Eurozone mortgage demand falls at record pace


Demand for housing loans in the eurozone fell at the fastest pace on record, according to European Central Bank data that showed how rising interest rates and declining consumer confidence are taking a toll on the property market.

Banks reported that demand for housing loans decreased at its largest rate on record — a net percentage of minus 74 per cent, according to the January eurozone bank lending survey. The figure was the lowest since records began in 2003 and a decline from minus 42 from the previous quarter.

The net decrease in demand “was mainly driven by the general level of interest rates, lower consumer confidence and deteriorating housing market prospects”, stated the survey. A significant tightening in lending criteria for mortgages was also reported.

The figures “painted a pretty dire picture for” the housing sector, said Fabio Balboni, economist at HSBC, adding that the recent tightening of monetary policy by the ECB “is starting to feed quickly through to the credit channel and, in turn, take its toll on the economy”.

The ECB increased its deposit rate to 2 per cent in December from -0.5 per cent last June, representing the largest and fastest increase in rates in the monetary union’s history. Markets are expecting another 50 basis point increase at the meeting of the bank’s governing council on Thursday.

Column chart of Eurozone, net percentage showing decrease in housing loan demand in Q4 2022 was the strongest on record

Eurozone house prices and transactions boomed during the pandemic, boosted by record low rates and strong demand from people looking for more space. However, with the sharp rise in rates, house prices and transactions are expected to fall sharply, economists said.

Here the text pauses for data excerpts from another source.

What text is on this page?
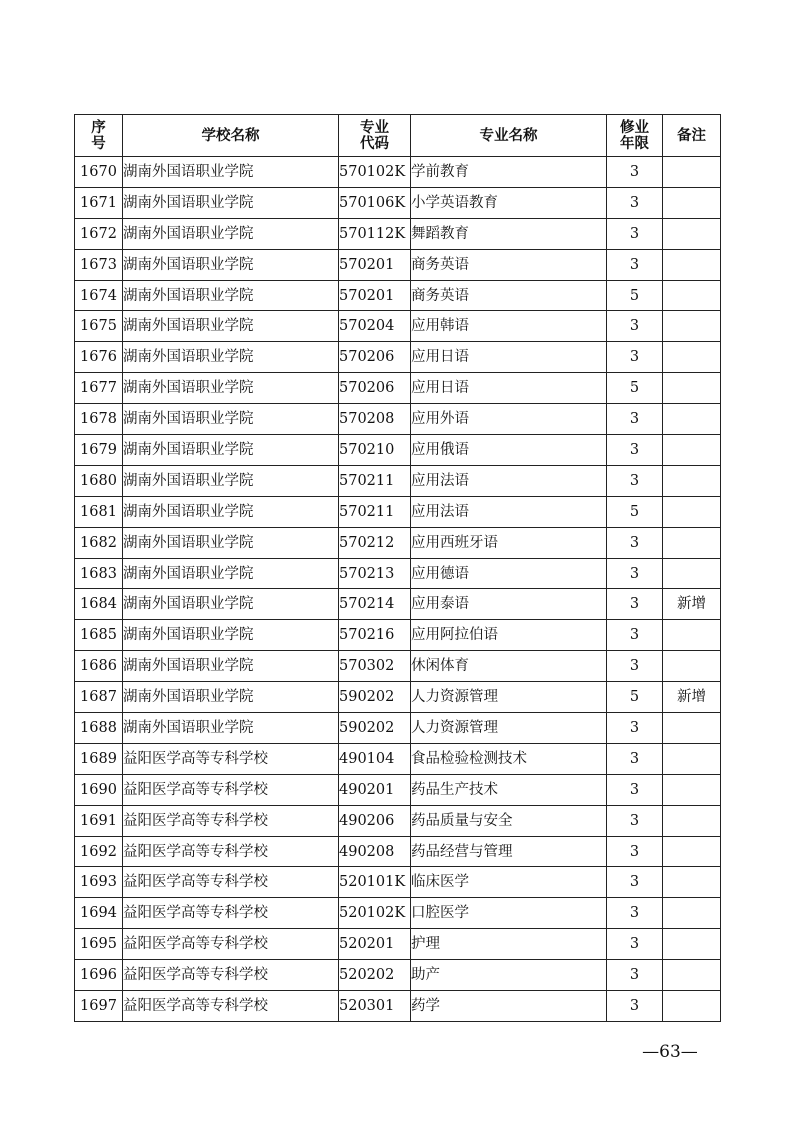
序号	学校名称	专业代码	专业名称	修业年限	备注
1670	湖南外国语职业学院	570102K	学前教育	3	
1671	湖南外国语职业学院	570106K	小学英语教育	3	
1672	湖南外国语职业学院	570112K	舞蹈教育	3	
1673	湖南外国语职业学院	570201	商务英语	3	
1674	湖南外国语职业学院	570201	商务英语	5	
1675	湖南外国语职业学院	570204	应用韩语	3	
1676	湖南外国语职业学院	570206	应用日语	3	
1677	湖南外国语职业学院	570206	应用日语	5	
1678	湖南外国语职业学院	570208	应用外语	3	
1679	湖南外国语职业学院	570210	应用俄语	3	
1680	湖南外国语职业学院	570211	应用法语	3	
1681	湖南外国语职业学院	570211	应用法语	5	
1682	湖南外国语职业学院	570212	应用西班牙语	3	
1683	湖南外国语职业学院	570213	应用德语	3	
1684	湖南外国语职业学院	570214	应用泰语	3	新增
1685	湖南外国语职业学院	570216	应用阿拉伯语	3	
1686	湖南外国语职业学院	570302	休闲体育	3	
1687	湖南外国语职业学院	590202	人力资源管理	5	新增
1688	湖南外国语职业学院	590202	人力资源管理	3	
1689	益阳医学高等专科学校	490104	食品检验检测技术	3	
1690	益阳医学高等专科学校	490201	药品生产技术	3	
1691	益阳医学高等专科学校	490206	药品质量与安全	3	
1692	益阳医学高等专科学校	490208	药品经营与管理	3	
1693	益阳医学高等专科学校	520101K	临床医学	3	
1694	益阳医学高等专科学校	520102K	口腔医学	3	
1695	益阳医学高等专科学校	520201	护理	3	
1696	益阳医学高等专科学校	520202	助产	3	
1697	益阳医学高等专科学校	520301	药学	3	
—63—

The drop in mortgage demand pointed to a 12 per cent year-on-year fall in residential investment, Capital Economics forecast. A drop on that scale would knock 0.7 percentage points off annual economic growth, it added.

The latest official figures from Eurostat showed that third-quarter house prices fell in six eurozone countries — including Germany, Denmark, Italy and Sweden — compared with the previous three months.

Oxford Economics forecast that house prices would fall by more than 5 per cent in 2023 in many countries, including Germany and the Netherlands. Across the eurozone, house prices were expected to contract by 2.4 per cent, the consultancy added.

The ECB report also showed that the banks’ criteria for approving loans to businesses tightened substantially at the start of the year, marking the most significant tightening since the eurozone’s sovereign debt crisis in 2011. Credit standards also tightened sharply for mortgages.

The report explained that banks’ perceptions of bigger risks to the bloc’s economic outlook, a decline in risk tolerance and increased funding costs continued to tighten their lending guidelines.

“Banks are tightening their lending standards and loan demand is falling,” said Jack Allen-Reynolds, senior European economist at Capital Economics. He added that this points to “significant declines in consumption and investment”.